Don’t believe me? Just listen to what else Olsen had to say after she got her hands on the Multiverse of Madness script.

“Well, I proposed that to the writers who wrote Multiverse of Madness. I said ‘Do you know what we’re doing in WandaVision? Have you seen it?’ And no they had not seen it ‘casue it wasn’t finished yet.”

Because it wasn’t… finished yet. You mean to tell me that same the studio headlining the same actress who is playing the same character in two separate projects is not talking amongst itself to ensure her storyline is — I don’t know — cohesive? …Got it. Cool.  

Ever the consummate professional, Olsen tried her damnedest (see what I did there?) to remedy this so-called “parallel story” by portraying her character as differently as possible so at the very least not to humiliate herself in such a permanent fashion. 

“So I had to try and I don’t know, play it differently, right? I had to attack the same themes in order for it to be interesting for me, I think, and potentially for the audience, I just had to come at it from a different point of view so that it wasn’t repetitive.”

By all respects, she succeeded.

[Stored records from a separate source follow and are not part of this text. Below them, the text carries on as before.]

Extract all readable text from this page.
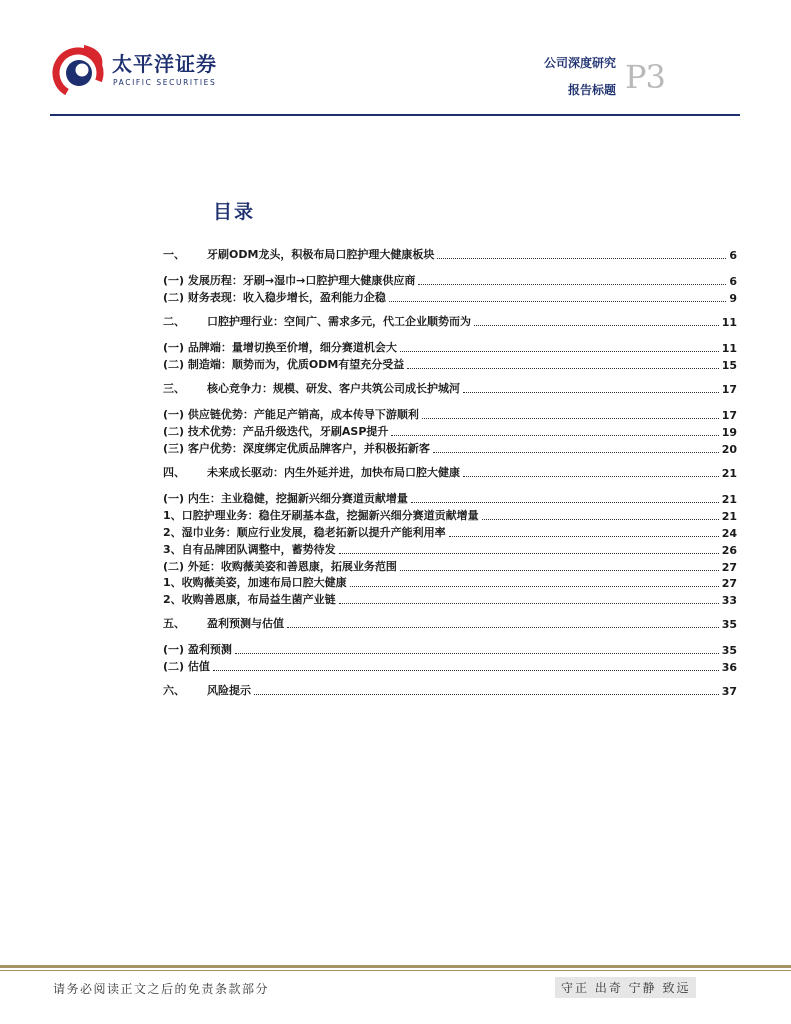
太平洋证券
PACIFIC SECURITIES
公司深度研究
报告标题 P3
目录
一、	牙刷ODM龙头，积极布局口腔护理大健康板块	6
(一) 发展历程：牙刷→湿巾→口腔护理大健康供应商	6
(二) 财务表现：收入稳步增长，盈利能力企稳	9
二、	口腔护理行业：空间广、需求多元，代工企业顺势而为	11
(一) 品牌端：量增切换至价增，细分赛道机会大	11
(二) 制造端：顺势而为，优质ODM有望充分受益	15
三、	核心竞争力：规模、研发、客户共筑公司成长护城河	17
(一) 供应链优势：产能足产销高，成本传导下游顺利	17
(二) 技术优势：产品升级迭代，牙刷ASP提升	19
(三) 客户优势：深度绑定优质品牌客户，并积极拓新客	20
四、	未来成长驱动：内生外延并进，加快布局口腔大健康	21
(一) 内生：主业稳健，挖掘新兴细分赛道贡献增量	21
1、口腔护理业务：稳住牙刷基本盘，挖掘新兴细分赛道贡献增量	21
2、湿巾业务：顺应行业发展，稳老拓新以提升产能利用率	24
3、自有品牌团队调整中，蓄势待发	26
(二) 外延：收购薇美姿和善恩康，拓展业务范围	27
1、收购薇美姿，加速布局口腔大健康	27
2、收购善恩康，布局益生菌产业链	33
五、	盈利预测与估值	35
(一) 盈利预测	35
(二) 估值	36
六、	风险提示	37
请务必阅读正文之后的免责条款部分	守正 出奇 宁静 致远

The complaints with Multiverse of Madness have never been about Olsen. They’ve been about Wanda; how the character was handled. Wanda’s storyline in either project would have been fine on its own, but together they highlighted a glaring issue, the tapeworm eating Marvel from the inside out, if you will. 

That issue, plain and simple, is communication. This new saga of characters and storylines within Phases Four and Five have largely ping-ponged all over the multiverse without landing on a specific target. We’re just now beginning to close in on that target thanks to Kang and Ant-Man and the Wasp: Quantumania, but even then, you have the whole Jonathan Majors debacle and its impact on the health of the studio. (That’s a whole other issue, one that doesn’t even factor in the company’s failing VFX, which, when you get down to it, just might explain the bigger, broader issue at hand).

As of now, there’s no word yet on how or when Wanda will return to the MCU (although we have an idea), but one thing is certain: It’s going to take a lot of finagling (and communicating) to fix the mess that Multiverse of Madness started.